Wouldn’t it be wonderful to hear this pep-talk from a coach or mentor whenever you need a positive mental pick-me-up? Believe it or not, you can—if you become your coach.
Reframing mental models by changing how we speak to ourselves is the whole idea of positive self-talk and daily affirmations. By mentally addressing ourselves positively, we can improve our confidence and mood. Everyone experiences mental chatter and self-talk daily, even without realizing it, but not everyone speaks to themselves in a friendly way. Perhaps this is much easier said than done, but with time and practice, anyone can learn how to leverage the power of positive self-talk, which can have a massive impact on how you function.
What Positive Self-Talk Isn’t
It can be challenging to identify self-talk that’s positive versus negative self-talk. Usually, though, negative self-talk centers around one or more of the following themes:
- Catastrophizing, we predict the worst outcome from a situation, for example, “I know I’m going to bomb the presentation.”
- Magnifying occurs when we reflect and hyper-focus on the worst parts of a past situation.

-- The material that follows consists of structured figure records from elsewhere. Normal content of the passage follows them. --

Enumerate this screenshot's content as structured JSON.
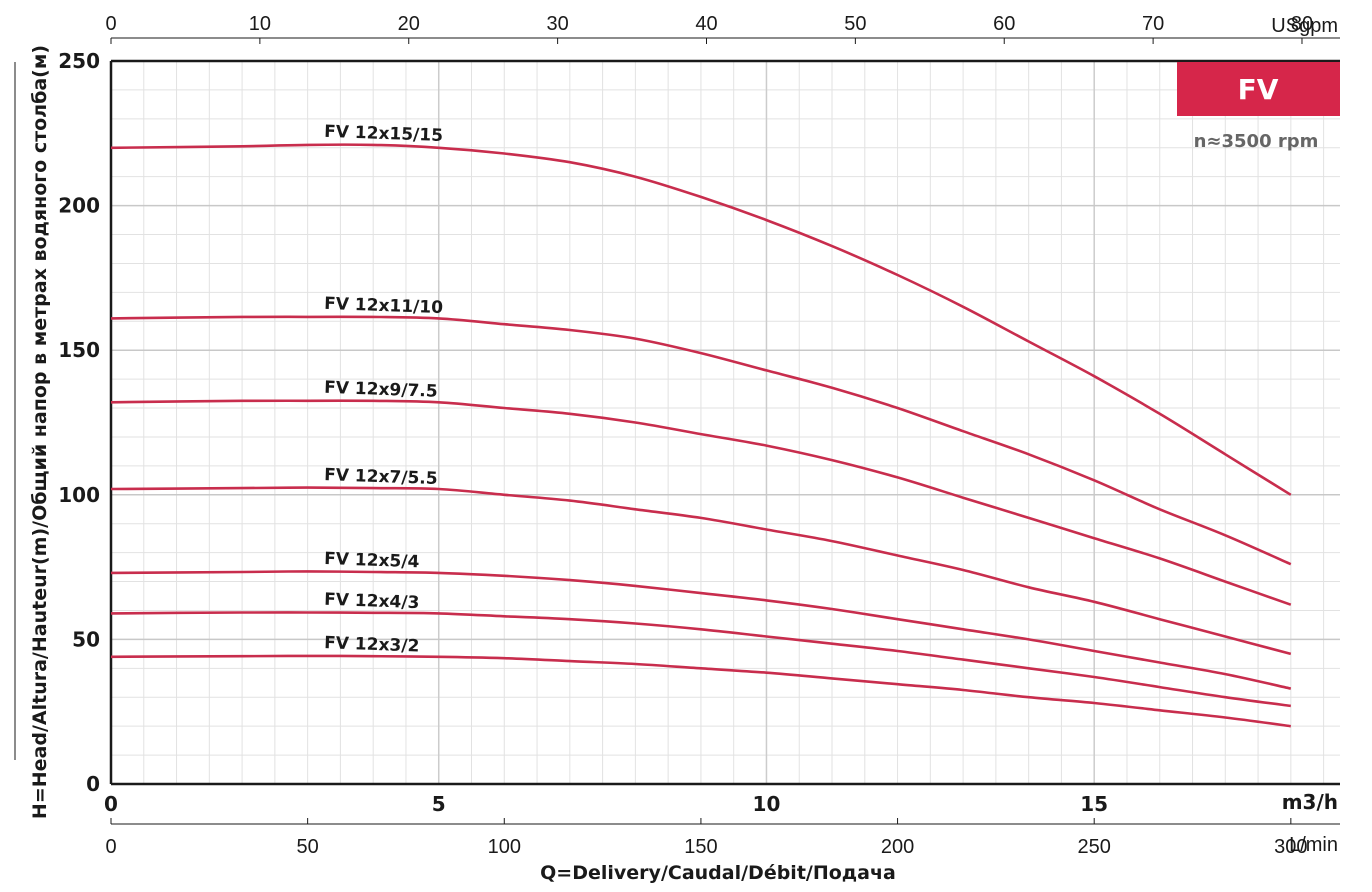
{
  "chart_data": {
    "type": "line",
    "title": "",
    "x_unit_top": "USgpm",
    "x_unit_main": "m3/h",
    "x_unit_bottom": "L/min",
    "xlabel": "Q=Delivery/Caudal/Débit/Подача",
    "ylabel": "H=Head/Altura/Hauteur(m)/Общий напор в метрах водяного столба(м)",
    "xlim": [
      0,
      18.75
    ],
    "ylim": [
      0,
      250
    ],
    "x_ticks_top": [
      "0",
      "10",
      "20",
      "30",
      "40",
      "50",
      "60",
      "70",
      "80"
    ],
    "x_ticks_main": [
      "0",
      "5",
      "10",
      "15"
    ],
    "x_ticks_bottom": [
      "0",
      "50",
      "100",
      "150",
      "200",
      "250",
      "300"
    ],
    "y_ticks": [
      "0",
      "50",
      "100",
      "150",
      "200",
      "250"
    ],
    "grid": true,
    "line_color": "#c82d4d",
    "badge": {
      "label": "FV",
      "color": "#d6264a"
    },
    "speed_note": "n≈3500 rpm",
    "series": [
      {
        "name": "FV 12x15/15",
        "x": [
          0,
          2,
          3,
          4,
          5,
          6,
          7,
          8,
          9,
          10,
          11,
          12,
          13,
          14,
          15,
          16,
          17,
          18
        ],
        "y": [
          220,
          220.5,
          221,
          221,
          220,
          218,
          215,
          210,
          203,
          195,
          186,
          176,
          165,
          153,
          141,
          128,
          114,
          100
        ]
      },
      {
        "name": "FV 12x11/10",
        "x": [
          0,
          2,
          3,
          4,
          5,
          6,
          7,
          8,
          9,
          10,
          11,
          12,
          13,
          14,
          15,
          16,
          17,
          18
        ],
        "y": [
          161,
          161.5,
          161.5,
          161.5,
          161,
          159,
          157,
          154,
          149,
          143,
          137,
          130,
          122,
          114,
          105,
          95,
          86,
          76
        ]
      },
      {
        "name": "FV 12x9/7.5",
        "x": [
          0,
          2,
          3,
          4,
          5,
          6,
          7,
          8,
          9,
          10,
          11,
          12,
          13,
          14,
          15,
          16,
          17,
          18
        ],
        "y": [
          132,
          132.5,
          132.5,
          132.5,
          132,
          130,
          128,
          125,
          121,
          117,
          112,
          106,
          99,
          92,
          85,
          78,
          70,
          62
        ]
      },
      {
        "name": "FV 12x7/5.5",
        "x": [
          0,
          2,
          3,
          4,
          5,
          6,
          7,
          8,
          9,
          10,
          11,
          12,
          13,
          14,
          15,
          16,
          17,
          18
        ],
        "y": [
          102,
          102.3,
          102.5,
          102.3,
          102,
          100,
          98,
          95,
          92,
          88,
          84,
          79,
          74,
          68,
          63,
          57,
          51,
          45
        ]
      },
      {
        "name": "FV 12x5/4",
        "x": [
          0,
          2,
          3,
          4,
          5,
          6,
          7,
          8,
          9,
          10,
          11,
          12,
          13,
          14,
          15,
          16,
          17,
          18
        ],
        "y": [
          73,
          73.3,
          73.5,
          73.3,
          73,
          72,
          70.5,
          68.5,
          66,
          63.5,
          60.5,
          57,
          53.5,
          50,
          46,
          42,
          38,
          33
        ]
      },
      {
        "name": "FV 12x4/3",
        "x": [
          0,
          2,
          3,
          4,
          5,
          6,
          7,
          8,
          9,
          10,
          11,
          12,
          13,
          14,
          15,
          16,
          17,
          18
        ],
        "y": [
          59,
          59.3,
          59.3,
          59.2,
          59,
          58,
          57,
          55.5,
          53.5,
          51,
          48.5,
          46,
          43,
          40,
          37,
          33.5,
          30,
          27
        ]
      },
      {
        "name": "FV 12x3/2",
        "x": [
          0,
          2,
          3,
          4,
          5,
          6,
          7,
          8,
          9,
          10,
          11,
          12,
          13,
          14,
          15,
          16,
          17,
          18
        ],
        "y": [
          44,
          44.2,
          44.3,
          44.2,
          44,
          43.5,
          42.5,
          41.5,
          40,
          38.5,
          36.5,
          34.5,
          32.5,
          30,
          28,
          25.5,
          23,
          20
        ]
      }
    ]
  }
}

For example, “I can’t believe I said that.”
- Personalizing is when we entirely blame ourselves for something, even though it may have been outside our control. For example, “My son wouldn’t have had an accident if I didn’t allow him to go to the game.”
- Polarizing is where we see everything as extremely good or bad with no middle ground. For example, “I lost one of my clients, so now my entire business will fail.”
You may think that you already talk positively to yourself, and perhaps you do, but it’s important to know that positivity is a spectrum. We sometimes skew the positive by adding a negative thought on top of it. Often, this comes with statements that involve a “but…” in the middle.
Some examples of skewed positive self-talk are:
- Our team did great today, but I still failed them.
- I lost five pounds, but I should have worked harder.
- I finally put myself out there, but I completely embarrassed myself.
What Positive Self-Talk Is
Even though positive self-talk can land anywhere on a spectrum, there is a healthy area you should try to aim for when speaking positively to yourself. This area includes uplifting and encouraging self-talk without any of those added “but…” statements. A good rule of thumb is that if your self-talk statement makes you feel good, it is probably healthy and positive.
If you’re new to using positive self-talk, consider trying general positive affirmations first. These are usually one-size-fits-all statements that can apply to many situations. For example, you can say them to yourself, mentally or out loud, whenever you need a quick pick-me-up of mental positivity.
Some great affirmation examples include:
- I am strong, confident, and willing to try.
- I am improving day by day.
- All I need is already within me.
- I will choose to be happy today.
- I am motivated and can always persevere.
A lot of negative self-talk can be transformed into positive self-talk too. Flipping this script is difficult, so it takes practice and is possible to master. We can change a negative statement into a positive one by switching up our “but…” statements. To change these, replace any “but…” you feel coming on with an “and,” and then add something positive to replace the negative you felt coming.
For instance, drawing from our examples from earlier:
- “Our team did great today, but…” could become “Our team did great today, and I gave them my best.”
- “I lost five pounds, but…” could become “I lost five pounds, and I’m going to try hard to lose even more.”
- “I finally put myself out there, but…” could become “I finally put myself out there, and I learned from my new experience.”
Final Tips on Shining a Positive Light on Situations
Even after practicing positive self-affirmations and turning your “but…” statements around, you may have trouble looking at situations in your past and future in a truly positive light. This is normal, as many people look at things pessimistically, which can be part of their personality. Remember, just as with everything else, this takes practice.
Ask these questions to tell whether you’re looking at a situation negatively or positively:
- Do I sound like I am criticizing myself?
- Is this how I would talk to a close friend or loved one?
- Is the outcome of this situation only good or bad? Am I overlooking the middle ground?
- Do I have any proof that this thought is true?
- Am I drawing conclusions based on assumptions?
By analyzing your self-talk with these questions, you can determine whether or not you’re speaking negatively to yourself. For example, if you’re telling yourself, “Everyone thought I was acting stupid,” you should ask yourself, “Do I have any proof that this thought is true?” In this example, you’d probably find that you had no proof that your reflection on the situation was true because you could not possibly know what everyone thought; you’d have to be a mind-reader!
Tracking our mental chatter and looking for patterns allows us to identify triggers that spiral us into negative thinking; perhaps work is a trigger for you. Uncovering these patterns can allow us to better prepare for when they arise. For example, if work is a triggering environment, consider writing positive self-affirmations on sticky notes and placing them on your desk or setting a reminder on your phone to show you a self-affirmation during your break.
Remember, you don’t have to be a self-talk master to begin telling yourself positive statements. Instead, improve your self-talk skills over time and build your self-esteem. You got this!